Today’s ride was an excellent one. I grant a lot of the praise to the great weather, however now that I have escaped the northern highlands, the hills are a little lower (not sure if that will continue tomorrow when head towards Glen Coe). However the route today, despite being entertaining to cycle, had limited views worth a photograph. The beaches of Morar, which I plan to return to, surprised me with their beautiful white sand and light-blue water characteristics. Equally, hitting the rolling moss-mountains around Acharale was impressive, but unlikely to inspire the picky photo critic.


So onwards to Glen Coe and Glasgow



By Willem, Aug 7 2012 08:08PM

If my legs could talk they may have said something like this..

Day 1) Hey!!! Wow dude, I didn’t realize we were still cycling, but cool I like it…. So how far you planning to go? Personal best… yeah sure. Wait.. uphill? You sure about that? You f**ker.


Day 2) Yawn!! Um, why are you waking me up at 7:30! Whoa dude!!! And you want me to go 2km uphill before 9am. Ouch. Ok, lets make this count.


Day3) Oh yeah baby, time of my life. Rocking this shit. Sure you only want to do 70km? Hey btw, you know that mosquito spray you bought? Well I’m not that keen on my new midge-bite coat, so do you mind using the stuff?


Day 4) Ah, so that’s what it feels like to do exercise for 4 days in a row. Dude, hurting, and not in the right places. Like… that doesn’t feel like muscles, more ligaments. Time to chill a bit.


On a separate note, I reached a new max speed today (doubting if it is a good or bad thing). A grand high of 64.3km/hr!!! I have to say that’s about the limit of my comfort level and I doubt I will get any higher.



By Willem, Aug 6 2012 07:53PM

Everything that day 1&2 couldn’t deliver was saved up for today. I did spoil myself in a nice B&B in Aultbea which meant the sleep was great, the food was great, the room was quiet. A noticeable improvement over the hell-hole that was Ullapool’s Youth Hostel. I was almost sad leaving with the knowledge that I would be back in a hostel tonight. However, the route out of Aultbea put that thought out of mind very very quickly. I was hit with a 2km steep incline rising out of the village up to some spectacular, but midge-infested view-points. It wasn’t the last incline, and not the worst either, however it was amazing how well my body had reacted to the rest and care. I finally felt the impact of 2 days of cycling. I hope the trend continues tomorrow. I would certainly rate the cycle today as one of the best I have been on in the last 4 months of cycling. At one point it was hard to think that I was anywhere but locked between prehistoric giants; The great Beinn Eighe, on one side and Sgorr Ruadh on the other. However, despite the behemoths on either shoulder, the route was surprisingly flat and I even got to strip down to a t-shirt and shorts on the route into Torridon, courtesy of mother nature’s finest sunshine.
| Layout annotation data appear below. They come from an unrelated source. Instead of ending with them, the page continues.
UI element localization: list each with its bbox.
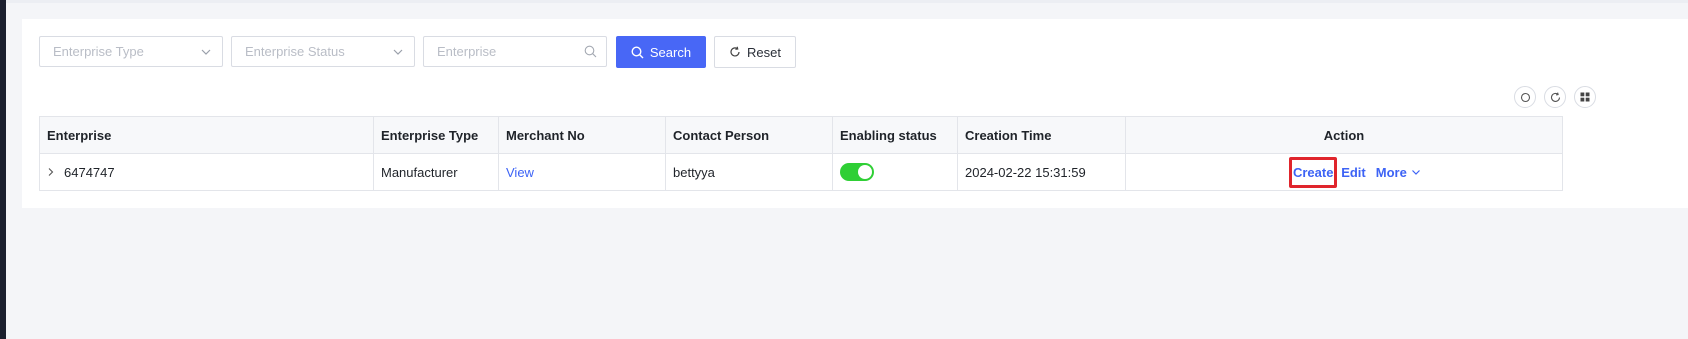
filter-bar: Enterprise Type Enterprise Status Enterp… xyxy=(39,36,796,68)
column-header-enabling-status: Enabling status xyxy=(833,117,958,153)
creation-time-value: 2024-02-22 15:31:59 xyxy=(958,154,1126,190)
table-row: 6474747 Manufacturer View bettyya 2024-0… xyxy=(40,154,1562,190)
merchant-no-cell: View xyxy=(499,154,666,190)
enterprise-status-select[interactable]: Enterprise Status xyxy=(231,36,415,67)
enterprise-search-input[interactable]: Enterprise xyxy=(423,36,607,67)
create-action-link[interactable]: Create xyxy=(1293,165,1333,180)
column-header-action: Action xyxy=(1323,127,1365,143)
column-header-merchant-no: Merchant No xyxy=(499,117,666,153)
enterprise-value: 6474747 xyxy=(64,164,115,180)
enterprise-type-placeholder: Enterprise Type xyxy=(53,44,144,59)
reset-icon xyxy=(730,46,740,57)
top-band xyxy=(6,0,1688,3)
action-cell: Create Edit More xyxy=(1126,154,1562,190)
table-search-icon[interactable] xyxy=(1514,86,1536,108)
enterprise-input-placeholder: Enterprise xyxy=(437,44,497,59)
grid-settings-icon[interactable] xyxy=(1574,86,1596,108)
create-highlight-box: Create xyxy=(1289,156,1338,188)
edit-action-link[interactable]: Edit xyxy=(1341,165,1366,180)
contact-person-value: bettyya xyxy=(666,154,833,190)
enterprise-status-placeholder: Enterprise Status xyxy=(245,44,345,59)
enterprise-type-value: Manufacturer xyxy=(374,154,499,190)
enabling-status-cell xyxy=(833,154,958,190)
reset-button-label: Reset xyxy=(747,44,781,60)
reset-button[interactable]: Reset xyxy=(714,36,796,68)
enabling-status-toggle[interactable] xyxy=(840,163,874,181)
column-header-creation-time: Creation Time xyxy=(958,117,1126,153)
column-header-enterprise-type: Enterprise Type xyxy=(374,117,499,153)
chevron-down-icon xyxy=(201,49,211,55)
toggle-knob xyxy=(858,165,872,179)
table-toolbar xyxy=(1514,86,1596,108)
refresh-icon[interactable] xyxy=(1544,86,1566,108)
search-button-label: Search xyxy=(649,44,692,60)
search-icon xyxy=(584,45,597,58)
enterprise-list-card: Enterprise Type Enterprise Status Enterp… xyxy=(22,19,1688,208)
left-sidebar-edge xyxy=(0,0,6,339)
chevron-down-icon xyxy=(1411,170,1420,175)
more-actions-dropdown[interactable]: More xyxy=(1376,165,1421,180)
table-header: Enterprise Enterprise Type Merchant No C… xyxy=(40,117,1562,154)
enterprise-type-select[interactable]: Enterprise Type xyxy=(39,36,223,67)
chevron-down-icon xyxy=(393,49,403,55)
column-header-contact-person: Contact Person xyxy=(666,117,833,153)
enterprise-table: Enterprise Enterprise Type Merchant No C… xyxy=(39,116,1563,191)
search-icon xyxy=(631,45,644,58)
more-label: More xyxy=(1375,164,1407,180)
view-merchant-link[interactable]: View xyxy=(506,165,534,180)
column-header-enterprise: Enterprise xyxy=(40,117,374,153)
expand-row-icon[interactable] xyxy=(46,167,56,177)
enterprise-cell: 6474747 xyxy=(40,154,374,190)
search-button[interactable]: Search xyxy=(616,36,706,68)
row-actions: Create Edit More xyxy=(1289,156,1421,188)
Photographic opportunities on the trip weren’t as forthcoming as I would have liked; something that is becoming worryingly common on this trip. I did manage to sort out all the problems with my polaroid. It seems that even the colour shots only turn out well if sheltered by the light immediately. It is such a shame that I had to miss so many colourful opportunities before figuring it out. I’m not as confident for my charity sale anymore, however there are still lots of days left on this trip and many sites I have never seen on a polaroid before.


Tomorrow I take on a 45mile cycle down to Kykeakin, otherwise known to the world as the Isle of Skype… whoops Skye.